Tuesday, April 15, 2008 4:04:01 AM (Eastern Daylight Time, UTC-04:00)  #    Disclaimer  |  Comments [1]  | 
Tuesday, April 15, 2008 10:39:53 PM (Eastern Daylight Time, UTC-04:00)
I agree with your conclusions. The big problem of the industry is that the wrong paradigms are being applied to it. As you try to explain programing isn't about science, it's about art, it is an art, it requires skill. Part of the problem is that we are loosing some of the perceived definition of "art", it's a creative and skilled process, "craft" is similarly loosing this meaning; they are changing to mean "creative product". This has resulted in the downgrading of the definitions of craftsman and artisan to being synonyms of laborer.
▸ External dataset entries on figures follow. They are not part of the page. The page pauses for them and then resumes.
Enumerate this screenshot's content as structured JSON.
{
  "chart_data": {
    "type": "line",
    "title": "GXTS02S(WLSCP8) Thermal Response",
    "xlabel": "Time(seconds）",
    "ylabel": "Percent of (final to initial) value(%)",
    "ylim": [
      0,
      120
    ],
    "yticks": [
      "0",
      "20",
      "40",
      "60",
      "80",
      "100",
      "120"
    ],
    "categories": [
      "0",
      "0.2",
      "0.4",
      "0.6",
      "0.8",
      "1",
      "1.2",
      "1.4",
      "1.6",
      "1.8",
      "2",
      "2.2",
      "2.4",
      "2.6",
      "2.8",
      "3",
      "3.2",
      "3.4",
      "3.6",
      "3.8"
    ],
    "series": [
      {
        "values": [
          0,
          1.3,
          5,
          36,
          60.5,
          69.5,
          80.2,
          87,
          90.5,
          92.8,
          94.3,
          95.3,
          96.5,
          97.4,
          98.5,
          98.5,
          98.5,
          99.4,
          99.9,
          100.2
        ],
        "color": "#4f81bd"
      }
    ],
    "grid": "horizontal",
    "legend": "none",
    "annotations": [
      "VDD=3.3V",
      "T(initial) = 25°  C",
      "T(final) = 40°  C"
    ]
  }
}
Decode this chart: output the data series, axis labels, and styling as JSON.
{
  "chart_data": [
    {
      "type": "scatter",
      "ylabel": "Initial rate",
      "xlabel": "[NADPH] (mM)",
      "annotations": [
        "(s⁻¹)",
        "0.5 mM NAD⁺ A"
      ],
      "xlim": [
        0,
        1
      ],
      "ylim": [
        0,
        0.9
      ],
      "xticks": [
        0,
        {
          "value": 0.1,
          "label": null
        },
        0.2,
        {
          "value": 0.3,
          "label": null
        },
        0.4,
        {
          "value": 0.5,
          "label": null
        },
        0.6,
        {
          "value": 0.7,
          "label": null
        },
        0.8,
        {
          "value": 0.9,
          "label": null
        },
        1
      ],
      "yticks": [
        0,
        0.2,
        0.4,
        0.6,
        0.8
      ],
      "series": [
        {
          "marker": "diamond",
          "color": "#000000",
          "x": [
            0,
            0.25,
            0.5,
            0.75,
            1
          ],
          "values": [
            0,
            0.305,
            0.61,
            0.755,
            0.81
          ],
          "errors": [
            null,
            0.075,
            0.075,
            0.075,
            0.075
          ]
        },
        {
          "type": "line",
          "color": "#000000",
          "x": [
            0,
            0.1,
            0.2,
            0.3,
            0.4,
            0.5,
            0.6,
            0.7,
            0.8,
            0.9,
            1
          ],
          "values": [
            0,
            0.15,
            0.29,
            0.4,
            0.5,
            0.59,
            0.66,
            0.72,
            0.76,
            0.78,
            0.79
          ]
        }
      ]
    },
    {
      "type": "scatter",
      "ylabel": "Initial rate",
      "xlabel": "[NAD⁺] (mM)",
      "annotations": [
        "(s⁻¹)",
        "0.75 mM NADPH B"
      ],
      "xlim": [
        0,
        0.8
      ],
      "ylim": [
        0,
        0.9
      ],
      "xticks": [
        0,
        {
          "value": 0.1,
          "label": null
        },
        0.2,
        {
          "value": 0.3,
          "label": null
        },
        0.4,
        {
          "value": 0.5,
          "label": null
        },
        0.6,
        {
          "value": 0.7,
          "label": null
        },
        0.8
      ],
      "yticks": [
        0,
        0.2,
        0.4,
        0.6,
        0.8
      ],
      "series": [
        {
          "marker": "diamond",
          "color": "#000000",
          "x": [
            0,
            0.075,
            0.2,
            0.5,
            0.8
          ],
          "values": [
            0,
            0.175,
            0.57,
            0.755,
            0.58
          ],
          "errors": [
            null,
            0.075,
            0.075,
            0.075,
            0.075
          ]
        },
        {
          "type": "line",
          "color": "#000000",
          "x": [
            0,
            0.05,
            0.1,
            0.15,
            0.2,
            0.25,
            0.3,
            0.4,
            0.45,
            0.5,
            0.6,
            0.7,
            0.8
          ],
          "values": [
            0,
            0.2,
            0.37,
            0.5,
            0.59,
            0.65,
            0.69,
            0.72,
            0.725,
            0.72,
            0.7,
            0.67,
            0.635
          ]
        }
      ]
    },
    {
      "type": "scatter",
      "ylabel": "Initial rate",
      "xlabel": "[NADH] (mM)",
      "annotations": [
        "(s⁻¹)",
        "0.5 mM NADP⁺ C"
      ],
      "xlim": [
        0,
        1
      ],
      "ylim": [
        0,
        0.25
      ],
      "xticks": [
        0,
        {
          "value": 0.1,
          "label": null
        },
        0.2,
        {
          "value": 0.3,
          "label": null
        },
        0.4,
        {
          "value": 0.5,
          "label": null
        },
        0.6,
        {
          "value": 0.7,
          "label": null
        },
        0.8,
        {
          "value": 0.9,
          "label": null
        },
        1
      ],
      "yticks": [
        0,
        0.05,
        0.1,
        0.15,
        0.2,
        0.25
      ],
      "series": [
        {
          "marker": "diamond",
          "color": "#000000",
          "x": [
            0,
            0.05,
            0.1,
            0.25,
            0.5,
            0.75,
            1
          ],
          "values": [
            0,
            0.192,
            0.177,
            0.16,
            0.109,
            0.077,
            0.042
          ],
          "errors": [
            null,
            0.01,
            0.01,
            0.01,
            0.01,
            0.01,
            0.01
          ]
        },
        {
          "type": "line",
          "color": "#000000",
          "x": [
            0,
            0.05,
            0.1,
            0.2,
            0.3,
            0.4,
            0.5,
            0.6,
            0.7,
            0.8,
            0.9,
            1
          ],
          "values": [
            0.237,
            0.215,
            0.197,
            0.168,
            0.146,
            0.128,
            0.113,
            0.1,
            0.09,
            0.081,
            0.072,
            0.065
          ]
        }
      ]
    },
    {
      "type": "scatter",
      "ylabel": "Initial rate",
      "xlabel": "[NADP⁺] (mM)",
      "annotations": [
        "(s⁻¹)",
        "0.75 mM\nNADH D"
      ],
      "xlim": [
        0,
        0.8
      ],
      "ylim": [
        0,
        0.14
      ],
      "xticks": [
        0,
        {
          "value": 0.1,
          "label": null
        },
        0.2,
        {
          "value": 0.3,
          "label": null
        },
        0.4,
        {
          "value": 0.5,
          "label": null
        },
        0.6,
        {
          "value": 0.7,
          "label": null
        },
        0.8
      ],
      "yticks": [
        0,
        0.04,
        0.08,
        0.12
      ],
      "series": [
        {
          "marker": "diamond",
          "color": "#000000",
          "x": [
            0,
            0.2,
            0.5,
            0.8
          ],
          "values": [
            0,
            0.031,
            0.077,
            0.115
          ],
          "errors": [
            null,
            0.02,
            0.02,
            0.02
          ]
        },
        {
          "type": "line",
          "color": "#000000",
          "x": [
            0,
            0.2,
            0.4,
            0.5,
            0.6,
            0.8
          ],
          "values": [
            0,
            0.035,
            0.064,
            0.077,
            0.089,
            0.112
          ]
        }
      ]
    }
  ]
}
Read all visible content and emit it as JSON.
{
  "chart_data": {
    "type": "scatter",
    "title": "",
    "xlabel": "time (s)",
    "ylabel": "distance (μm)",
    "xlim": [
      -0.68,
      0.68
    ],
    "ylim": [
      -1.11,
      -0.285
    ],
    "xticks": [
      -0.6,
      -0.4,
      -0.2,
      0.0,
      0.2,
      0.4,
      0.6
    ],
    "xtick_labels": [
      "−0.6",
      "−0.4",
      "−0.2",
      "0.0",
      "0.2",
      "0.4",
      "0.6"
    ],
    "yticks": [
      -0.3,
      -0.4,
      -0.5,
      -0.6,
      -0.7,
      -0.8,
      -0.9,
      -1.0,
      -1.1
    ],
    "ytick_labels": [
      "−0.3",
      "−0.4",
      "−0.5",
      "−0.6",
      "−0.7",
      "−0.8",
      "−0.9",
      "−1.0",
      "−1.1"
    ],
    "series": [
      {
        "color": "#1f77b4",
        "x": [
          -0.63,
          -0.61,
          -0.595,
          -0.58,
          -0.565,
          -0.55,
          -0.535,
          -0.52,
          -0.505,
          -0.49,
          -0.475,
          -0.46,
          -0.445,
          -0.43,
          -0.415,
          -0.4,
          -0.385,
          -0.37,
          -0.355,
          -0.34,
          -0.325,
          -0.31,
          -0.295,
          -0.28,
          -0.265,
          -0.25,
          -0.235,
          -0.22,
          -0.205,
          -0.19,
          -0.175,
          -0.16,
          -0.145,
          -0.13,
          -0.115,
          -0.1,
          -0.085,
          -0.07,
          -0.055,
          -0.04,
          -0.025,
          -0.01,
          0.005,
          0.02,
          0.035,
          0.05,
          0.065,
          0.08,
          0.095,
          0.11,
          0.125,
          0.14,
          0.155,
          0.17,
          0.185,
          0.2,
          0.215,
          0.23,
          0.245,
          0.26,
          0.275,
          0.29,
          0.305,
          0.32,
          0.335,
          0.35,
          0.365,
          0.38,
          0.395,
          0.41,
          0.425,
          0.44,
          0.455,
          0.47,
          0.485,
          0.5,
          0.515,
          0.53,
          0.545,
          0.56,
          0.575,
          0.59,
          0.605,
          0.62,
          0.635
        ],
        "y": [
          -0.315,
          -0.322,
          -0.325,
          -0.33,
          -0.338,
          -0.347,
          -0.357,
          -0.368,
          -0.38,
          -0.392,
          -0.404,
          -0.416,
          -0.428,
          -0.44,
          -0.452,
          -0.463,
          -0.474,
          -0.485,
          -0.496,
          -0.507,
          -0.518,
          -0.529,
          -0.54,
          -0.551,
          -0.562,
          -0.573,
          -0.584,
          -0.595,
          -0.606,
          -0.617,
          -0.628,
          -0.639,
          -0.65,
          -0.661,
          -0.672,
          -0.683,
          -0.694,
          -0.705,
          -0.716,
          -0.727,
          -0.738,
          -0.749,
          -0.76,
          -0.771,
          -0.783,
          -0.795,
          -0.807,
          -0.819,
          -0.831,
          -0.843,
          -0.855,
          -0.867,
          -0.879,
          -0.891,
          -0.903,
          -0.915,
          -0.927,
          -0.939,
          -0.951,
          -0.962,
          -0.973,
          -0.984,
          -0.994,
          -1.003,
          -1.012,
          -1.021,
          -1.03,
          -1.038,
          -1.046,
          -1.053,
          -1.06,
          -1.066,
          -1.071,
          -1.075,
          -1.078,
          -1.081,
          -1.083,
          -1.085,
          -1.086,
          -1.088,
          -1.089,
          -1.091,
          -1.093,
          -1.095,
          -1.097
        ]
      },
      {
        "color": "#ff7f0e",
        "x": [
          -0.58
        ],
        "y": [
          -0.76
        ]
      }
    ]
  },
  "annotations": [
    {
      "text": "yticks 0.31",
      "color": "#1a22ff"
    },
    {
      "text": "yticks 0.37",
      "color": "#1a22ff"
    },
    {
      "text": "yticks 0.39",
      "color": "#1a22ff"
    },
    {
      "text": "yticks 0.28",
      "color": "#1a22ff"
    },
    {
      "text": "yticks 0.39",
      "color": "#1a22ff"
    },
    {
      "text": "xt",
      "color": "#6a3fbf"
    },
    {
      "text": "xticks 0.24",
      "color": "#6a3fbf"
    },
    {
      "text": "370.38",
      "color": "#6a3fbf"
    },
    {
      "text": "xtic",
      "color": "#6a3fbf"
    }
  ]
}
This has come about because of the Industrial Revolution (IR), the IR resulted in craftsmen becoming less important, the importance of artistic ability in the work force essentially disappeared. The IR was able to take place because it require hardly any skilled labor. Workers in productions were all skilled craftsman before the IR but the IR changed the paradigm, the number of craftsmen were reduced, those that remained eventually ended up in the equivalent of R&D, the production was handled by the cheapest labor around, which was unskilled. The Industrial Revolution was fueled by Science, and it changed everything.

The software industry is a child of the Industrial Revolution, it can't escape the IR paradigms and as it has grown people have continually tried to apply the old IR paradigms to it. The IR paradigm of using unskilled labor doesn't work. We need to go back to the pre-IR paradigms that center on craftsmen and artisans or wait for science to catch up.

I solute you for coming to these conclusions without bringing it into it's historical context. You recognized something was wrong and articulated it well though some mention of the history would have helped.

If history is any judge of the future, then the IR paradigms will win out in the end and programing will cease to be an art of creative process & skill, and become an art of creative product. We have seen this happen in other areas of art, take pictures for example: first there were paintings, then there were photographs, there there was Photoshop; each subsequent invention made the production of pictures easier.

The next step for programing languages will be to evolve to the point where they are easier to use. The skill in programing is in navigating the murky waters, knowing where the sandbars are, how to recognize them and avoid them. Like the introduction of GPS, extremely high level languages will spell the death of these skills and the IR paradigms will take over once more.

On the flip side, we may hit a wall and be unable to make programing languages that are smart enough to cope with our playful jumble of doublespeak and hidden meanings. As they say: Time flies like an arrow, fruit flies like a banana.